Les membres du CFL ont par ailleurs donné leur approbation sur un projet de décret relatif à la gestion budgétaire et comptable publique. Ce décret de 211 articles remplace l’actuel règlement général sur la comptabilité publique, très peu modifié depuis 1962. La première partie de ce projet de décret relative aux principes fondamentaux, valable pour tout organisme public et donc applicable aux collectivités locales fait ainsi l’objet d’un toilettage pour tenir compte de la LOLF, mais aussi pour tenir compte du renouvellement des méthodes, des outils et des pratiques.

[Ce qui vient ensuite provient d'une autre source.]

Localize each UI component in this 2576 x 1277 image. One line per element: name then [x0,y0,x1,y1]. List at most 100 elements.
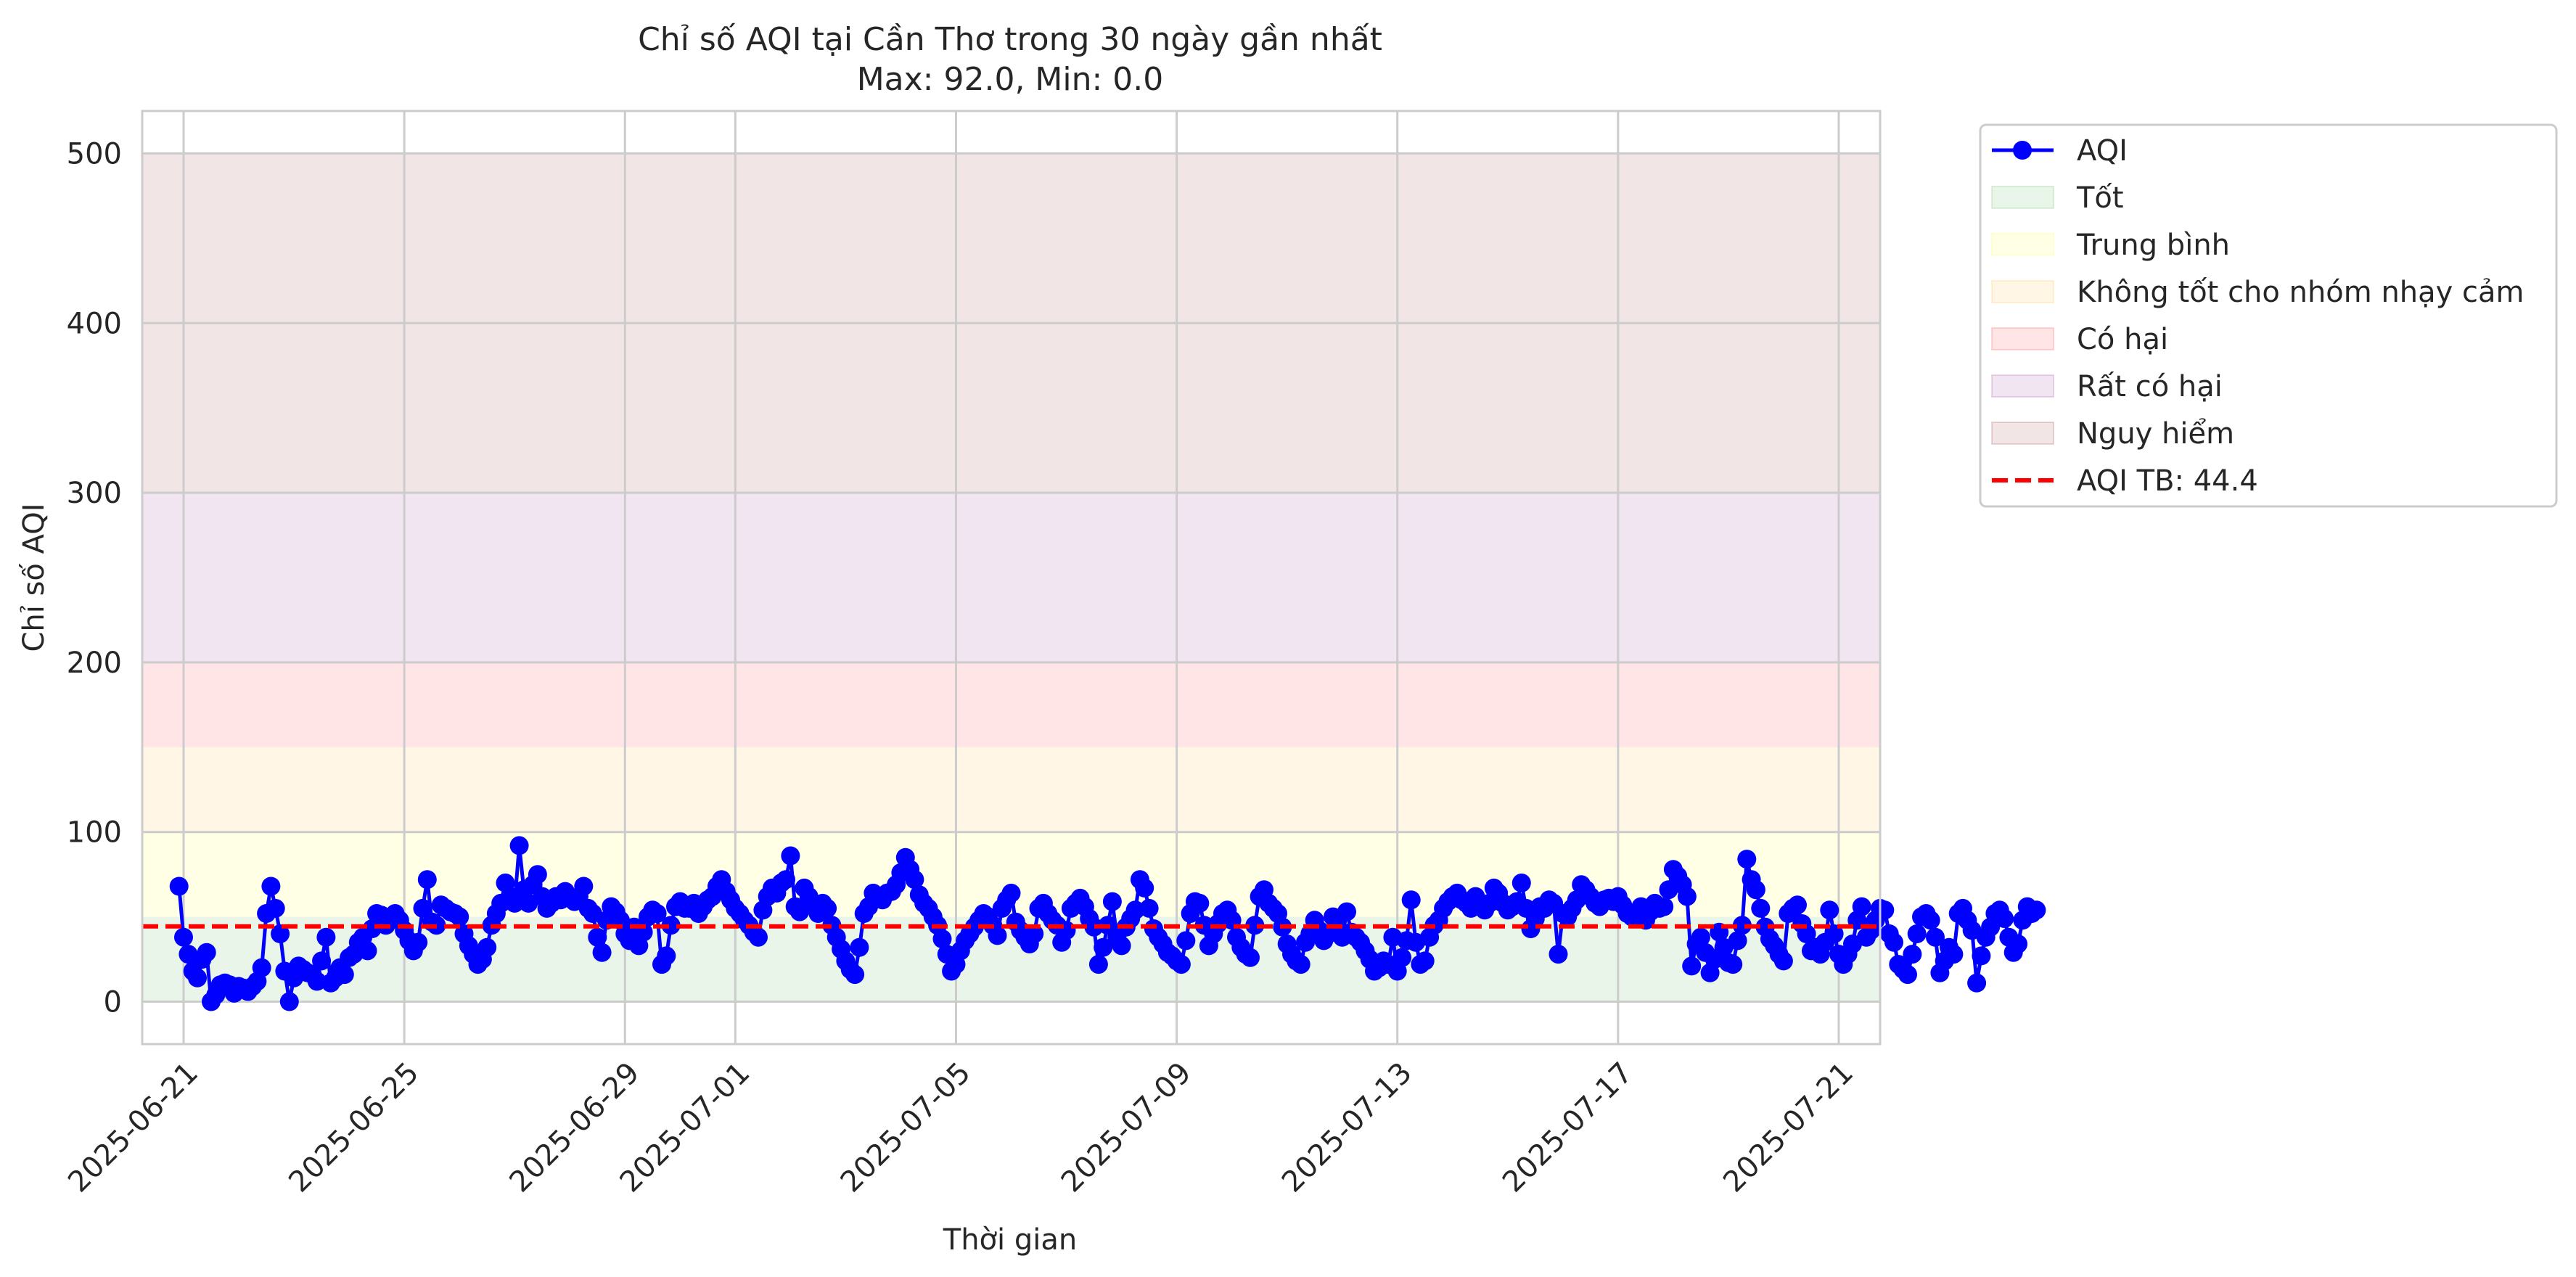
data-point [1084,917,1104,937]
x-axis-label: Thời gian [943,1223,1077,1257]
legend-swatch-patch [1991,186,2054,209]
data-point [781,846,800,866]
data-point [1001,883,1021,903]
y-axis-ticks: 0 100 200 300 400 500 [67,137,122,1019]
legend-swatch-patch [1991,422,2054,445]
legend-swatch-patch [1991,233,2054,256]
data-point [266,898,285,918]
data-point [1788,895,1807,915]
aqi-series [169,836,2046,1011]
data-point [1926,927,1945,947]
y-axis-label: Chỉ số AQI [17,503,51,652]
legend: AQI Tốt Trung bình Không tốt cho nhóm nhạy … [1979,123,2558,508]
data-point [1903,945,1922,964]
data-point [1511,873,1531,892]
legend-swatch-patch [1991,280,2054,303]
data-point [1723,955,1743,974]
data-point [1337,902,1356,921]
data-point [749,927,768,947]
data-point [661,916,681,935]
data-point [1732,916,1752,935]
data-point [413,898,432,918]
legend-frame [1979,123,2558,508]
data-point [1824,924,1844,943]
data-point [477,937,497,957]
data-point [1654,897,1674,916]
data-point [252,958,271,977]
data-point [776,870,795,890]
data-point [1415,951,1435,971]
data-point [1392,948,1412,967]
data-point [1094,937,1113,957]
legend-label: Trung bình [2076,229,2230,262]
data-point [1176,931,1196,950]
data-point [647,904,667,923]
data-point [1171,955,1191,974]
data-point [1751,898,1771,918]
data-point [818,898,837,918]
data-point [1088,955,1108,974]
data-point [188,968,207,987]
legend-label: Có hại [2077,323,2168,356]
data-point [905,870,924,890]
data-point [1139,898,1159,918]
data-point [312,951,332,971]
data-point [1135,878,1154,898]
data-point [1820,900,1839,920]
legend-item-2: Trung bình [1991,229,2230,262]
data-point [1102,892,1122,911]
data-point [1728,931,1747,950]
chart-title: Chỉ số AQI tại Cần Thơ trong 30 ngày gần… [638,21,1382,58]
data-point [1025,924,1044,943]
data-point [316,927,336,947]
data-point [1401,890,1421,910]
legend-label: Tốt [2076,181,2124,215]
legend-item-7: AQI TB: 44.4 [1992,464,2258,498]
data-point [1898,965,1917,985]
chart-subtitle: Max: 92.0, Min: 0.0 [857,61,1164,98]
data-point [450,907,469,927]
legend-label: Không tốt cho nhóm nhạy cảm [2077,276,2524,309]
data-point [1112,936,1131,956]
data-point [1995,909,2014,928]
data-point [509,836,529,855]
data-point [790,902,809,921]
data-point [2009,935,2028,953]
legend-label: Nguy hiểm [2077,417,2234,451]
legend-swatch-patch [1991,374,2054,398]
data-point [1241,948,1260,967]
legend-item-3: Không tốt cho nhóm nhạy cảm [1991,276,2524,309]
legend-label: Rất có hại [2077,370,2223,403]
data-point [169,876,189,896]
data-point [1884,932,1903,952]
data-point [197,943,216,962]
data-point [588,927,607,947]
data-point [1245,916,1265,935]
data-point [271,924,290,943]
legend-item-6: Nguy hiểm [1991,417,2234,451]
legend-item-4: Có hại [1991,323,2168,356]
data-point [1746,880,1765,900]
y-tick-label-2: 200 [67,646,122,680]
data-point [1682,956,1702,976]
data-point [1125,900,1145,920]
band-2 [142,747,1880,832]
data-point [1291,955,1310,974]
y-tick-label-0: 0 [104,986,122,1019]
band-4 [142,493,1880,662]
data-point [505,893,525,913]
data-point [1907,924,1927,943]
data-point [1972,946,1991,966]
grid-lines [142,111,1880,1044]
band-3 [142,662,1880,747]
legend-swatch-patch [1991,327,2054,350]
data-point [1921,911,1940,930]
y-tick-label-3: 300 [67,477,122,510]
data-point [1190,893,1210,913]
data-point [988,926,1007,945]
data-point [932,929,952,948]
legend-item-0: AQI [1992,134,2128,168]
data-point [1549,945,1568,964]
legend-label: AQI [2077,134,2128,168]
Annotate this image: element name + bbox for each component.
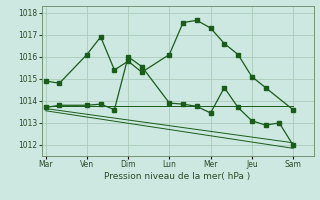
X-axis label: Pression niveau de la mer( hPa ): Pression niveau de la mer( hPa ) <box>104 172 251 181</box>
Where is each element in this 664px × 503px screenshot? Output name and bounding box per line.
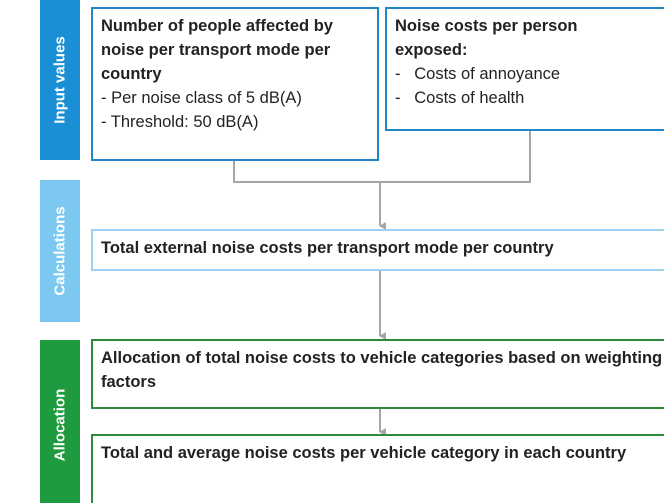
stage-bar: Allocation xyxy=(40,340,80,503)
stage-label: Allocation xyxy=(51,388,69,462)
input-box: Number of people affected by noise per t… xyxy=(91,7,379,161)
stage-label: Input values xyxy=(51,36,69,124)
box-title: Total and average noise costs per vehicl… xyxy=(101,444,627,462)
stage-bar: Input values xyxy=(40,0,80,160)
box-title: Number of people affected by noise per t… xyxy=(101,17,333,83)
box-title: Allocation of total noise costs to vehic… xyxy=(101,349,663,391)
stage-bar: Calculations xyxy=(40,180,80,322)
allocation-box: Allocation of total noise costs to vehic… xyxy=(91,339,664,409)
box-item: - Threshold: 50 dB(A) xyxy=(101,113,259,131)
input-box: Noise costs per person exposed: - Costs … xyxy=(385,7,664,131)
box-title: Total external noise costs per transport… xyxy=(101,239,554,257)
stage-label: Calculations xyxy=(51,206,69,296)
box-item: - Costs of annoyance xyxy=(395,65,561,83)
allocation-box: Total and average noise costs per vehicl… xyxy=(91,434,664,503)
box-title: Noise costs per person exposed: xyxy=(395,17,578,59)
merge-line xyxy=(233,130,531,183)
box-item: - Costs of health xyxy=(395,89,525,107)
box-item: - Per noise class of 5 dB(A) xyxy=(101,89,302,107)
calculation-box: Total external noise costs per transport… xyxy=(91,229,664,271)
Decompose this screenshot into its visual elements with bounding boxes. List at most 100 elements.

Sans remettre en cause les dispositions législatives et réglementaires du CGCT (séparation ordonnateur comptable, responsabilité pécuniaire du comptable public, unité de caisse, …), ce projet de décret prend en compte l’extension des moyens modernes de paiement, permet au comptable public désormais de hiérarchiser et moduler ses contrôles, il donne enfin une base juridique à la dématérialisation.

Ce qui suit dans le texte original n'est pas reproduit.